Don’t know: ‘Advances in medical technology have led to huge improvements in the management of various conditions. Nevertheless, the value of traditional care should not be underestimated.’
UCL fourth year Alisha Allana
Don’t know: ‘The evidence is very sketchy. Some computer games require you to use hand-eye coordination, but I am doubtful whether that can easily be transferred to surgical skills. As diagnostic and surgical techniques begin to use more technology, I think it will start to become a pressing issue in the field of medical education.’
Belfast third year Nathan Cantley
Yes: ‘I think surgery involving more technology could hugely benefit patients. Technology has its benefits, but I am unsure if it is economical to favour it over traditional methods.’
Glasgow final year Steven Linnen
No: ‘Maybe I’m old-fashioned, but I prefer to use a textbook. While some skills could be gained from computer games, actual surgical techniques should be learned by practice on models with real equipment and eventually in the operating theatre.’

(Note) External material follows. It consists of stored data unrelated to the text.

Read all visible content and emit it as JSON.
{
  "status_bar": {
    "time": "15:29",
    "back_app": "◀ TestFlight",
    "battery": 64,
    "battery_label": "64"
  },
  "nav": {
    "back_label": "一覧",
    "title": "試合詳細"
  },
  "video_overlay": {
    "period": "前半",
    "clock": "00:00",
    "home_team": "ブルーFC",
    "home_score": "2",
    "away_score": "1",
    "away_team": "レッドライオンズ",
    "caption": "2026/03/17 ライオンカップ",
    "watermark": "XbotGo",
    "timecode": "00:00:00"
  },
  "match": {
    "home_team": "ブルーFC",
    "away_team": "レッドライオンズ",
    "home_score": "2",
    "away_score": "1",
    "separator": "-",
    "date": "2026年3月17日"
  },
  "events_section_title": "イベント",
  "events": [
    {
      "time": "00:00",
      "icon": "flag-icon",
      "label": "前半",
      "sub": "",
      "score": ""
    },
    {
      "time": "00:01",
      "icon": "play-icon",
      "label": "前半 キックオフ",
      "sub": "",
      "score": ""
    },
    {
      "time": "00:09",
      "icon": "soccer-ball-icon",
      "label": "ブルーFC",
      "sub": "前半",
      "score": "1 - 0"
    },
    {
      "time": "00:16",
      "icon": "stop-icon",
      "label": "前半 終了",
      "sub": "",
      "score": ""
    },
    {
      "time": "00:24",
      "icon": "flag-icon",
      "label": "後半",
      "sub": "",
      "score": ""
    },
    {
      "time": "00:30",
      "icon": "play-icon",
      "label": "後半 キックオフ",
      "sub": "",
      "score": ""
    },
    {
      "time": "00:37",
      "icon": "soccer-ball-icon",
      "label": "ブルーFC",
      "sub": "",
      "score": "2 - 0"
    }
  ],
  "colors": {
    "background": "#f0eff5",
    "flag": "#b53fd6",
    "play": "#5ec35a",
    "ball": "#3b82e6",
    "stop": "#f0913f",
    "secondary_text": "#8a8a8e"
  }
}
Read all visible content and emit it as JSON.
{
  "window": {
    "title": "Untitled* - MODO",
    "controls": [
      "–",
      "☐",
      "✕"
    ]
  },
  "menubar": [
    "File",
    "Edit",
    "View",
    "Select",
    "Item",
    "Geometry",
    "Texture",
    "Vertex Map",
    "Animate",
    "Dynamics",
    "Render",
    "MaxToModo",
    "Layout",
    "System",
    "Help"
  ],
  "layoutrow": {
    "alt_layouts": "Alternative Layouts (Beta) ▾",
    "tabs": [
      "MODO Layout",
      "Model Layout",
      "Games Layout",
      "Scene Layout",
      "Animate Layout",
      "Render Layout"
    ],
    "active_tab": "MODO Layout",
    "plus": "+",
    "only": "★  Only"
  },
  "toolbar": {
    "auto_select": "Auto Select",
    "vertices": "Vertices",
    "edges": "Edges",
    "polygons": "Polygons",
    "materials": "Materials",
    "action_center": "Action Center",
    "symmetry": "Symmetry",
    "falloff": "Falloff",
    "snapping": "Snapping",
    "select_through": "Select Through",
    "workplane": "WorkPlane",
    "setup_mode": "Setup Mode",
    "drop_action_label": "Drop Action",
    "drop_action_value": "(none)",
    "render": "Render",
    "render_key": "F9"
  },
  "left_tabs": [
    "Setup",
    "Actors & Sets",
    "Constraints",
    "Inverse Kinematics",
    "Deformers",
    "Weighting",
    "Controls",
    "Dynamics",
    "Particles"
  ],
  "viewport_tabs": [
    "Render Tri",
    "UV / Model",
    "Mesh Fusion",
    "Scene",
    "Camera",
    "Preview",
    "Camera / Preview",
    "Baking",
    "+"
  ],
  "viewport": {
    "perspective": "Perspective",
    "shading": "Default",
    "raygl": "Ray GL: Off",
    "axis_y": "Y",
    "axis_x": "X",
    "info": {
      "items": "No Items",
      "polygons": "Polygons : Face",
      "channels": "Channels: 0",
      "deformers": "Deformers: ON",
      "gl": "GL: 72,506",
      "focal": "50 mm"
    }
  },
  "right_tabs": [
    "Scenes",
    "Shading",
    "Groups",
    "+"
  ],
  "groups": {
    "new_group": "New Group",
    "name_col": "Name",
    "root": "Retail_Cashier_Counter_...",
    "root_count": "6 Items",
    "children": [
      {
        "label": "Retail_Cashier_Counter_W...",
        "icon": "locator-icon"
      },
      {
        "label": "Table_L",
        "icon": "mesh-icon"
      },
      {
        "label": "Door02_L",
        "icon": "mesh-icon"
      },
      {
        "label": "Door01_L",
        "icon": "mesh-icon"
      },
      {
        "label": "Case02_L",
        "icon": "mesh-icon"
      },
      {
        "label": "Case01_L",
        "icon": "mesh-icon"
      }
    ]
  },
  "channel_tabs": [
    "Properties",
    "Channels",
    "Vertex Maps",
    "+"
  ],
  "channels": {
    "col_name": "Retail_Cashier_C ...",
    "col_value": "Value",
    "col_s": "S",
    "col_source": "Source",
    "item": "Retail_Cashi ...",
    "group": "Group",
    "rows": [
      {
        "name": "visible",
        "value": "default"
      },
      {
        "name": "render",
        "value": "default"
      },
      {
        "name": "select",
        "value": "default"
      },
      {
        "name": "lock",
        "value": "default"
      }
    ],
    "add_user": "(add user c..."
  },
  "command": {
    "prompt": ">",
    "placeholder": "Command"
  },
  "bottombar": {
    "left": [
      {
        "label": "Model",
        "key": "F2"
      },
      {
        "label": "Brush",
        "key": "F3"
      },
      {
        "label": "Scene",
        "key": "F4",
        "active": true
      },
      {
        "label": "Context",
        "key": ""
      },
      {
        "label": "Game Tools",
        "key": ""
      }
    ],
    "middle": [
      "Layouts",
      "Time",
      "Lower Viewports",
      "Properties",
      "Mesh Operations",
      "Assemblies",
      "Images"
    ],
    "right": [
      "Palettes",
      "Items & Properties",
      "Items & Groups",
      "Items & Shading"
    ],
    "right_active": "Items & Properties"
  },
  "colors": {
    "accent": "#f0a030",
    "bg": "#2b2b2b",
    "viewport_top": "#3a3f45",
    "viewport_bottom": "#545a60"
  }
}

Sheffield fourth year William Sapwell
Yes: ‘Technological advances drive medical practice forwards, but the doctor must continue to function effectively in the absence of these aids. The preservation of clinical reasoning is essential.’
King’s College London fourth year Ben Williamson
Yes: ‘One should always ensure that the practical skills of examination are not lost. When machines fail, these are often required.’
Edinburgh third year Andrew Wilson
Have you ever suffered from, or been involved in treating, a technology-related injury?
Yes: ‘Excessive use of laptops for essay work can cause repetitive strain injury in the elbows and eye strain.’
Leeds fourth year Rebecca Briscoe
Yes: ‘I have suffered from Facebook addiction disorder; it was a difficult time but I pulled through. I use the internet a lot when it comes to medicine. The best app? The BNF app is amazing.
‘Medicine wouldn’t be where it is at, if it wasn’t for technology. Sometimes we take for granted and don’t appreciate it.’